Mürcie:

Suç işleyen insanın âhiretteki durumuyla ilgili yorumları bakı­mın­dan bu kamp, müslümanların çoğunluğundan kopmuştur. Bu top­lulu­ğun, söz­konusu noktadaki inanışlarının özeti şudur:



1) Küfür hariç, hiç bir suç ve günahın imana zararı yoktur. Yani, kişi eğer müminse işlediği hiç bir günah karşılığında âhirette ceza gör­mez.



2) Küfür, ya da aynı yola çıkan şirk, nifak ve irtidad gibi bir nedenle eğer kişi İslam Dini'nin dışında ise o da istediği kadar ibadet etsin, Allah'ın emir ve yasaklarına uygun davransın bunun ona hiç bir yararı yoktur. 



Bu iki kanaattan birincisi, Ehl-i Sünnet'in görüşüne aykırıdır. Bilakis Allah Teâla dilerse suçluyu afetmez, Onu, takdir edeceği bir ce­zaya çarptı­ra­bilir. İkinci kanaatları ise kitaba ve sünnete uygundur.
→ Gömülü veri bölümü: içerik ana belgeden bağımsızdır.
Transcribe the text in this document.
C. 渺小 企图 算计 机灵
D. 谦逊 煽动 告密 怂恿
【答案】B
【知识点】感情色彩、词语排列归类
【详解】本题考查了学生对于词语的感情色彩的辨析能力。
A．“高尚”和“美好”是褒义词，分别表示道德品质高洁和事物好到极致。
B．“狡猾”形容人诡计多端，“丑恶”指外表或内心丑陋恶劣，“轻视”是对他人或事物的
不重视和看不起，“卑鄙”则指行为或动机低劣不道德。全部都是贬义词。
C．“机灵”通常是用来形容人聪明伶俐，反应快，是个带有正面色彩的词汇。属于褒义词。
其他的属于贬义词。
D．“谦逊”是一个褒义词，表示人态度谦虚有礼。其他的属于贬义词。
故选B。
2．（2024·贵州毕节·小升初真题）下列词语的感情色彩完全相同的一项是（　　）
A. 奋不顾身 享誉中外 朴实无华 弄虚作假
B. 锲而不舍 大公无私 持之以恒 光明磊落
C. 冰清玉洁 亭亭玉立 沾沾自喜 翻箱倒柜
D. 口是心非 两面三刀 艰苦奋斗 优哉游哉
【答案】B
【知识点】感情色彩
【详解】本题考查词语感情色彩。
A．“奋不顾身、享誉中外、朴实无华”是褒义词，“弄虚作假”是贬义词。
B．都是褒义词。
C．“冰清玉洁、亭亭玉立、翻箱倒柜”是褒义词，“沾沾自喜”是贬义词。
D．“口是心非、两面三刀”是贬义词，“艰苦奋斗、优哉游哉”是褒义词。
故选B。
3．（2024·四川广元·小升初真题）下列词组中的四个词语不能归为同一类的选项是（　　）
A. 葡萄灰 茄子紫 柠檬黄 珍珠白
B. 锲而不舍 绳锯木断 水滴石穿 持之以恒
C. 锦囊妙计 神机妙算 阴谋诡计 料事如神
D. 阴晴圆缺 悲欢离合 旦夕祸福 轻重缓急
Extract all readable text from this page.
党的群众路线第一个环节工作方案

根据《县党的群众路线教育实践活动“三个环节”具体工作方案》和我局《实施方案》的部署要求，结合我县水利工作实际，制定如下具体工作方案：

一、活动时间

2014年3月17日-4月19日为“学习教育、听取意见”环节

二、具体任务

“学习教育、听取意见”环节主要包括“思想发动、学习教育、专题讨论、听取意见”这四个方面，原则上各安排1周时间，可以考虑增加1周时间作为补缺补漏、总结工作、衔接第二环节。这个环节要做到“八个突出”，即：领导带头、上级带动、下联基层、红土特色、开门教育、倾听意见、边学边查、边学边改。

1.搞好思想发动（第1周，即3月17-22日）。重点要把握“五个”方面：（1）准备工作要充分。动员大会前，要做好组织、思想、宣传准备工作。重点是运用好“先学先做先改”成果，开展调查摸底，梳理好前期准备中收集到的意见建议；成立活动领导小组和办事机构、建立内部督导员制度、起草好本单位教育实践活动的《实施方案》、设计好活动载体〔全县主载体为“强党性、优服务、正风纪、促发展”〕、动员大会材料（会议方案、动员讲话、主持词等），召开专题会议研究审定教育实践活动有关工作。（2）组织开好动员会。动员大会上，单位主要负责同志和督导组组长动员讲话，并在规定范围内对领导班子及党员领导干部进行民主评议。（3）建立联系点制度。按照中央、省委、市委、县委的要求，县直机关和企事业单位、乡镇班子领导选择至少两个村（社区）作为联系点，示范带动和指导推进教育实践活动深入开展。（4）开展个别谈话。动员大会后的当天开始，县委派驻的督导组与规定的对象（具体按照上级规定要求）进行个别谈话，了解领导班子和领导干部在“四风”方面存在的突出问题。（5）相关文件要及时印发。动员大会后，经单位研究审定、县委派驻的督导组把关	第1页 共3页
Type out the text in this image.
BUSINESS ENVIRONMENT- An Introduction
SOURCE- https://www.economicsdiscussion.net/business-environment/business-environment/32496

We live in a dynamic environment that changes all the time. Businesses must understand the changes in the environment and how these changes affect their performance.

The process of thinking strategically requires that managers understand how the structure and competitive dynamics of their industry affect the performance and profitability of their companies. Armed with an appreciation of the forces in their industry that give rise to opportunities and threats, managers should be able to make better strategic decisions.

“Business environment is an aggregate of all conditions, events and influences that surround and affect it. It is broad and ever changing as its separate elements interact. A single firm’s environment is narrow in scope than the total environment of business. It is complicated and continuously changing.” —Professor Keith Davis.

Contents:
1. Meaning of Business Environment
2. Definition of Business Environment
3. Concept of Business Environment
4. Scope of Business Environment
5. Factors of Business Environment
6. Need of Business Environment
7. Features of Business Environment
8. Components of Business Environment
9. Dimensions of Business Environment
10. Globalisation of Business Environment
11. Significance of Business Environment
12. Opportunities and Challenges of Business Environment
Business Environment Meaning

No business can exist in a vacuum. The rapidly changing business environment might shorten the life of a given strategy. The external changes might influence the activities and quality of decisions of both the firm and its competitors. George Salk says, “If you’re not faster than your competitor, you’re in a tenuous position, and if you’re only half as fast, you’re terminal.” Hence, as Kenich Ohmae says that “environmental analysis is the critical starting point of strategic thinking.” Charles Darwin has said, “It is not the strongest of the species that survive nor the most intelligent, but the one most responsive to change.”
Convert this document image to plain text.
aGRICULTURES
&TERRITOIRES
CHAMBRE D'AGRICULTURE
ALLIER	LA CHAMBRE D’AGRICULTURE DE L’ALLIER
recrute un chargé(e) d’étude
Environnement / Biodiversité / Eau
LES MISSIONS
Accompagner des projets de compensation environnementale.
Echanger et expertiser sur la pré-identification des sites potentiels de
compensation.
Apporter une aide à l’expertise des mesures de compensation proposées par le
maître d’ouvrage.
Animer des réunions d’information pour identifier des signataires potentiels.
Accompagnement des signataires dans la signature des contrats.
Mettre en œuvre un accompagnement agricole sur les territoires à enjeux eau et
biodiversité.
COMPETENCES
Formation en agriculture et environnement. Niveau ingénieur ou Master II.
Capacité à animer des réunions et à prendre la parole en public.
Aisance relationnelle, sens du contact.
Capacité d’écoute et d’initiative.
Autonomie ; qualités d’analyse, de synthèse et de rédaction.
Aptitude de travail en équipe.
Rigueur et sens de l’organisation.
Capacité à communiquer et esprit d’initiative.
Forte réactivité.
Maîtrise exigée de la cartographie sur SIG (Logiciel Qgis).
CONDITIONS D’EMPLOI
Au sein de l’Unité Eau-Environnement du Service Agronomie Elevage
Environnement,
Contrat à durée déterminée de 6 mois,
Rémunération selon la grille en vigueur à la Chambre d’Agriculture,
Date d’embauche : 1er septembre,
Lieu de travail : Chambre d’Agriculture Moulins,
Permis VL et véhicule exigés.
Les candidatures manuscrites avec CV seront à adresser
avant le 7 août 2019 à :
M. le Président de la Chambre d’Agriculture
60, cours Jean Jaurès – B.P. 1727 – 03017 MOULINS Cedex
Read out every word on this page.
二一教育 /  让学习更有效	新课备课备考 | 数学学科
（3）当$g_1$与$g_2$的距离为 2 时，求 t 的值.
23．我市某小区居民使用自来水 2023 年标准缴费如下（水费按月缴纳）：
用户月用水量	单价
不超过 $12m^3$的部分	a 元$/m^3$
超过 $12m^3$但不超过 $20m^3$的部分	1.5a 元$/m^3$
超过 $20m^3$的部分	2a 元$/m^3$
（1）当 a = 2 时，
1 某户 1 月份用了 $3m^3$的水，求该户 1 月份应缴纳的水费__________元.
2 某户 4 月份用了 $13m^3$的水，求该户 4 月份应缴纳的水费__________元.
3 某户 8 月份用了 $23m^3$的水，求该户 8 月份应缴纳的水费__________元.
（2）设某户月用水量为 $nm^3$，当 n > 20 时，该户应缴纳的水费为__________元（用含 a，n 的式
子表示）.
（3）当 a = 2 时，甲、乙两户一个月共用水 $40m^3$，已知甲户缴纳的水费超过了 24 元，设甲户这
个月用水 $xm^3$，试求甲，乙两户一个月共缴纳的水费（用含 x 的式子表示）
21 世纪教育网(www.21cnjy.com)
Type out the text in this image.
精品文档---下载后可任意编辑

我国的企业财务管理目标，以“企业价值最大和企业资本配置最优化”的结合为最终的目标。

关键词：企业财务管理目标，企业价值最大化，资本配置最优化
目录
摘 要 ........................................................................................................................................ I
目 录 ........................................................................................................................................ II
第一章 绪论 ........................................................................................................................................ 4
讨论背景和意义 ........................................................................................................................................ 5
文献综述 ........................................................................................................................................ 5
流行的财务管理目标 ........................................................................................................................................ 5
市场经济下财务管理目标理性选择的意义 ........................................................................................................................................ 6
Ancak ne ilginçtir ki Mürcie gibi sivri yorumlarıyla Müslüman çoğun­luğa ters düşmüş in­sanlar­dan daha gafil birçok kimse vardır ki, genel­likle Thomas Edison'u örnek göstererek, dünyayı aydınla­tan böyle bir adamın, iman etme­miş olduğu için nasıl olur da cennete girmeyeceğini ya da ce­henneme gire­ceğini tepkiyle karşılamaktadırlar ! Her şeyden önce Edison'un, son nefesini hangi din ve inanç üzerinde iken verdiği, Allah'dan başka kimse tarafından bilinmediği için müs­lümanlar böyle bir konuyu tartışmazlar. İkinci önemli nokta da şudur ki: Allah Teâlâ, hangi tür günahı afetmeyeceğini ve hangi­lerinden do­layı kimleri afedeceğini Nisa Sûresi'nin 116'ıncı Âyet-i Kerime'sinde açıklamıştır.



Bu kelâmcı kampları kendi aralarında o kadar çok fraksiyonlara ay­rıl­mışlardır ki İslam İlim otoriteleri bunların her birni ayrı ayrı eleş­tirmek ve hakkındaki yargıyı ona göre belirtmek durumunda kalmış­lardır. [505]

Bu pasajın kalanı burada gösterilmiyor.